“リアル”をつくる

文字数 720文字

  職業訓練学校、今学期の主要科目は映像編集です。本日たった二分弱の追跡(チェイス)ムービーをつくるのに、編集ソフトのタイムラインはみじん切りです。うあーどうしろと。

 今まで観客でしかなかったので、テレビ番組や映画が、こんなに細かく編集されているとは気付きませんでした。けれど習った後に見てみれば、ショット(角度やズーム、動きの連続性)が頻繁に変わる、むしろこのショットの素早い転換が緊迫感のある映像をつくる訳で、それを意識させない、スムーズに構築できる専門家の方って凄いなあ……

 日本にいた頃は小規模なラジオ局で働いていました。なので音声編集の“沼”は知っていますが、映像もかくなるかな……気付くのが遅かった。作り込み出すとキリが無いのでしょうね。

 一方ラジオの場合、トークや対談番組はあまり編集しないほうがよいのだと、当時のプロデューサーは言っていました。勿論、尺には合わせなければなりませんし、収録前に流れについて打ち合わせはしてあるのですが、話のテンポや掛け合いを損ねないようにするほうが面白い番組になるのです。

 うーむ、どういうことかしら。かたや綿密に編集したもの、かたや自然の流れを重視したもの。恐らく前者は“ストーリー”をつくるためのもので、後者は“人”となりを見る・聞く・楽しむものなのですよね。

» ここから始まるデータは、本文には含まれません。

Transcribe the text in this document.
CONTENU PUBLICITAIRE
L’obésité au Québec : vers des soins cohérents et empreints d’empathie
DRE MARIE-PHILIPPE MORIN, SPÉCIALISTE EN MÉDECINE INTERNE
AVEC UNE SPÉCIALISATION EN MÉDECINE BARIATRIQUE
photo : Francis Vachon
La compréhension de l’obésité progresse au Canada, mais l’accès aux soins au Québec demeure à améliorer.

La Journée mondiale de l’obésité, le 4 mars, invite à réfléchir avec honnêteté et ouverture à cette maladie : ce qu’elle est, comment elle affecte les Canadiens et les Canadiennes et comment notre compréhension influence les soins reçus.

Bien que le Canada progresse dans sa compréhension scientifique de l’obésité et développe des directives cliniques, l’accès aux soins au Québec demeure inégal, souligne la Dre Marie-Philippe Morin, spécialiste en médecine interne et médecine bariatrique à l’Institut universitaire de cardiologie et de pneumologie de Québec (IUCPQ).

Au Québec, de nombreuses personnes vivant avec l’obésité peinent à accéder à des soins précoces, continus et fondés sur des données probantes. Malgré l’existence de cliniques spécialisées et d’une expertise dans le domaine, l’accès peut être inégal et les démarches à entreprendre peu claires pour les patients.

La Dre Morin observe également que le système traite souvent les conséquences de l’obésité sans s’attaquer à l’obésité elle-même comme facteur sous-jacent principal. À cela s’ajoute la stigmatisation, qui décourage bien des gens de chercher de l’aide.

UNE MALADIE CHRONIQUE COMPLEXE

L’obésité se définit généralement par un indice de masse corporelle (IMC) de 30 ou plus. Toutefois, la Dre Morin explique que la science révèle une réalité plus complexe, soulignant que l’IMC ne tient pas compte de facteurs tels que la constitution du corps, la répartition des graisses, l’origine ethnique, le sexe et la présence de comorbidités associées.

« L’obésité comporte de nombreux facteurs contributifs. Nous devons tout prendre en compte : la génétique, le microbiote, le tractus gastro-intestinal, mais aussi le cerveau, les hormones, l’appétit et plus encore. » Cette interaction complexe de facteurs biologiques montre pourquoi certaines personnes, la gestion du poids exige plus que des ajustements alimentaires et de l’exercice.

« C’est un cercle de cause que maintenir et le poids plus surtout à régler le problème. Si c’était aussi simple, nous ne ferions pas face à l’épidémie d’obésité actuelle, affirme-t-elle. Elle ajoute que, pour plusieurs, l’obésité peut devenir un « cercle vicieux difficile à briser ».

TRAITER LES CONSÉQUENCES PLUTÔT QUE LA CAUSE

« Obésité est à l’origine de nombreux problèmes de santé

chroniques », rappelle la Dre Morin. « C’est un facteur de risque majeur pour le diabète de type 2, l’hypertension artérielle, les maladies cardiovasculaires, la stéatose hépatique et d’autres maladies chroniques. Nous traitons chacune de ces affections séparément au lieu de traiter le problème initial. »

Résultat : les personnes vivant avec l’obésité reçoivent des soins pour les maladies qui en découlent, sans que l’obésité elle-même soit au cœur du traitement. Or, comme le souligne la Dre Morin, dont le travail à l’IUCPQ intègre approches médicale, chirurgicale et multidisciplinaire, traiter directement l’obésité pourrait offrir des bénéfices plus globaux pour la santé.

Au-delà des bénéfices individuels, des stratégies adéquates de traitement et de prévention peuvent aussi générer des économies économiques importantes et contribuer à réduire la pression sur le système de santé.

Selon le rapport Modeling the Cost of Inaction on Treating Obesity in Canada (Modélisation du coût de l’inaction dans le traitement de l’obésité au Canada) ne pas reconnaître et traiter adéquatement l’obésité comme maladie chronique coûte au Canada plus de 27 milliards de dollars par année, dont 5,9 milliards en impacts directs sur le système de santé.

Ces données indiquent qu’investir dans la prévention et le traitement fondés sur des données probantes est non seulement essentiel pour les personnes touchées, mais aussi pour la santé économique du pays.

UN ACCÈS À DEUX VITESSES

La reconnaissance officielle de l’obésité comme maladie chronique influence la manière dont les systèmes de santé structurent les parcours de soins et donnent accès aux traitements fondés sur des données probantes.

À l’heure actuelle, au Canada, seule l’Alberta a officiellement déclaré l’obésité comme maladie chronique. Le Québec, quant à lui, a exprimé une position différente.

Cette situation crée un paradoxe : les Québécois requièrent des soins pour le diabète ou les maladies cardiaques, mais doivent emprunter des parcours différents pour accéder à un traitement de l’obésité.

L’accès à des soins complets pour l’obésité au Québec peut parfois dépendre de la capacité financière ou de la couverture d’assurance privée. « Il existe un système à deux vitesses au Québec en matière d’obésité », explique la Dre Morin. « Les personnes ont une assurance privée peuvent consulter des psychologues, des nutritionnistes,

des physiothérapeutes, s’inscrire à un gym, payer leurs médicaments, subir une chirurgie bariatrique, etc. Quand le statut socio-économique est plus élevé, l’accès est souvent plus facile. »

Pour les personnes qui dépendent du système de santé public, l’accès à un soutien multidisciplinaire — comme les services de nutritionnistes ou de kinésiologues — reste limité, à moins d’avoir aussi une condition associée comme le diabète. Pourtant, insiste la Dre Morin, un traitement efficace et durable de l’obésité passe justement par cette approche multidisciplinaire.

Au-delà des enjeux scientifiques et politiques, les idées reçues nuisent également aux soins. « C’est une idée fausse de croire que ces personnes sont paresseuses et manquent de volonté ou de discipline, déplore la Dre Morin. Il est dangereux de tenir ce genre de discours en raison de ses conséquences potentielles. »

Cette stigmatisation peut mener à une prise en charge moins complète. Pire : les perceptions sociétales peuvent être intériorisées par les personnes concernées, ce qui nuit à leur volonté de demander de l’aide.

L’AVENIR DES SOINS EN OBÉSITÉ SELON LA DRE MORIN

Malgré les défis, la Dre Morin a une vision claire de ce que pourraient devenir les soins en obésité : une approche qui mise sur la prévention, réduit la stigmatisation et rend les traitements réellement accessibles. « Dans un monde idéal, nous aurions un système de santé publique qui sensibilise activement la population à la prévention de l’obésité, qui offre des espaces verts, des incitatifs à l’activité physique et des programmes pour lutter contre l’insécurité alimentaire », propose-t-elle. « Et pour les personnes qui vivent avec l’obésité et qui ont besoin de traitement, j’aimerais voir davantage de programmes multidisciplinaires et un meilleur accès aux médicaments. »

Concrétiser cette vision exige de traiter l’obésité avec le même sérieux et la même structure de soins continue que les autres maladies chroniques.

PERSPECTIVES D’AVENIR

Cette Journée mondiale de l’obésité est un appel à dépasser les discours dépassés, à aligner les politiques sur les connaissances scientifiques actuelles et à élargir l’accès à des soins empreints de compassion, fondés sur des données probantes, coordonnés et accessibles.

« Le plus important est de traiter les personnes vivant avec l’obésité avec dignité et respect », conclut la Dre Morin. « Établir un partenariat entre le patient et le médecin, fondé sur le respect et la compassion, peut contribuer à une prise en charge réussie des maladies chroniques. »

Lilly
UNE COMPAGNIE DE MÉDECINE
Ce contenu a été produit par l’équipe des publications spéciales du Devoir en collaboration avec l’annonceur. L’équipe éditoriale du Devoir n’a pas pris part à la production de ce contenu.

 ラジオの話し手は、トークだけでリスナーを長時間引き付けることができます。それは個人の技能であり個性であり、リアルな人間存在の魅力です。一方、作られた物語を見せるためには、さまざまな技巧を用いて、現実以上に「本物らしく」描かなければならない、ということなのでしょうか。

 では、文章を書く場合は? ……こちらも底無し沼のようです。